Jerry Silver, professor of neuroscience at Case Western University, is particularly excited about this new off switch. Silver is using optogenetics to explore bladder control in spinal cord injury, and has been using light to turn off nerves that relax the bladder. These nerves are located in the lower spine, an especially vulnerable area, and the current generation of halorhodopsins require a high intensity of light to get a measurable effect.
“We were worried that we’d need a lot of light, which creates a lot of heat,” says Silver. “With these new tools that are more sensitive, we might not need as much light, which generates less heat, and the light can invade the tissue much farther, and that’s why I’m so excited about this new generation.”
In addition to engineering a powerful off switch, Deisseroth’s team surmounted another major obstacle in optogenetics–activating a whole neural circuit. While scientists can genetically target light switches to specific types of neurons, it’s more difficult to identify and genetically manipulate the cells downstream or upstream of those neurons. Being able to control whole circuits of neurons at a time, at light speed, could give scientists a better understanding of the neural connections involved in behavioral tasks like learning and memory, and diseases like depression and obsessive compulsive disorder.

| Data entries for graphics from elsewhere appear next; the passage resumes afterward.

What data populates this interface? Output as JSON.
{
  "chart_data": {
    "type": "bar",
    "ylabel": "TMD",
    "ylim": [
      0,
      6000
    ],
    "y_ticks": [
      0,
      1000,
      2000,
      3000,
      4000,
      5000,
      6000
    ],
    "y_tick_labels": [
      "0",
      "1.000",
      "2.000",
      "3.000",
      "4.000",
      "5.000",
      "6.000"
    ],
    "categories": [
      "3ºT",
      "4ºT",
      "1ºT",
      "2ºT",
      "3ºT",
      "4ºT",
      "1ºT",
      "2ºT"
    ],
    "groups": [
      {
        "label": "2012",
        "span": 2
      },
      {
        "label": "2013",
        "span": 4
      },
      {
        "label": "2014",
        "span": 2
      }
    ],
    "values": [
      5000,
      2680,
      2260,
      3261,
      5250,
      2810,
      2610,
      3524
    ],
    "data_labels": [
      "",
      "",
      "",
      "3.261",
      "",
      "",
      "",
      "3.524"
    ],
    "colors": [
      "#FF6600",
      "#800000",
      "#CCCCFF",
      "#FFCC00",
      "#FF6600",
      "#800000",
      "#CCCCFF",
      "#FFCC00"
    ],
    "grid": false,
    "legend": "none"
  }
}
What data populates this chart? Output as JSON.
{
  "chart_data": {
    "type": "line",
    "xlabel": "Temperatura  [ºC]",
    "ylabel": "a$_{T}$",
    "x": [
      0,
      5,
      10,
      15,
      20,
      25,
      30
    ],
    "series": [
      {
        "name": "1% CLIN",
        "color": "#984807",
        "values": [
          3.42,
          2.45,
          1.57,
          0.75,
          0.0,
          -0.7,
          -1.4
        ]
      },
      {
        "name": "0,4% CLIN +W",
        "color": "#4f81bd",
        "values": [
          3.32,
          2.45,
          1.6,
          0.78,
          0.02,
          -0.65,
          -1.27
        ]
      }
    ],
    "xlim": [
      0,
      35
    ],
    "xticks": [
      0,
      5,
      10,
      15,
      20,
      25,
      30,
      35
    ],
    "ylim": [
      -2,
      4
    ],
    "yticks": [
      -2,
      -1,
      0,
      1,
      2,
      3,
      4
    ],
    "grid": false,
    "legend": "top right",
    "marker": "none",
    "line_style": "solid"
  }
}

To activate a neural circuit, Deisseroth first injected a genetic light switch into a motor neuron of a mouse. He manipulated the switch to only work in the presence of another molecule, CRE. Deisseroth injected CRE, along with a trafficking molecule, into another region of the mouse brain. The trafficking molecule “bodily drags CRE from cell to cell,” tracing a route back to the target neuron, he says. The CRE unlocks the light switch, and in the presence of blue light, the neuron–and the entire circuit–is activated.
“We think that overcomes, or takes a step toward overcoming, the major remaining limitations of optogenetics,” says Deisseroth. “The big challenge is to bring these tools to bear on disease models, and I see patients with autism and depression, and we’ll look [to use these tools], and try to come to a circuit understanding of those diseases.”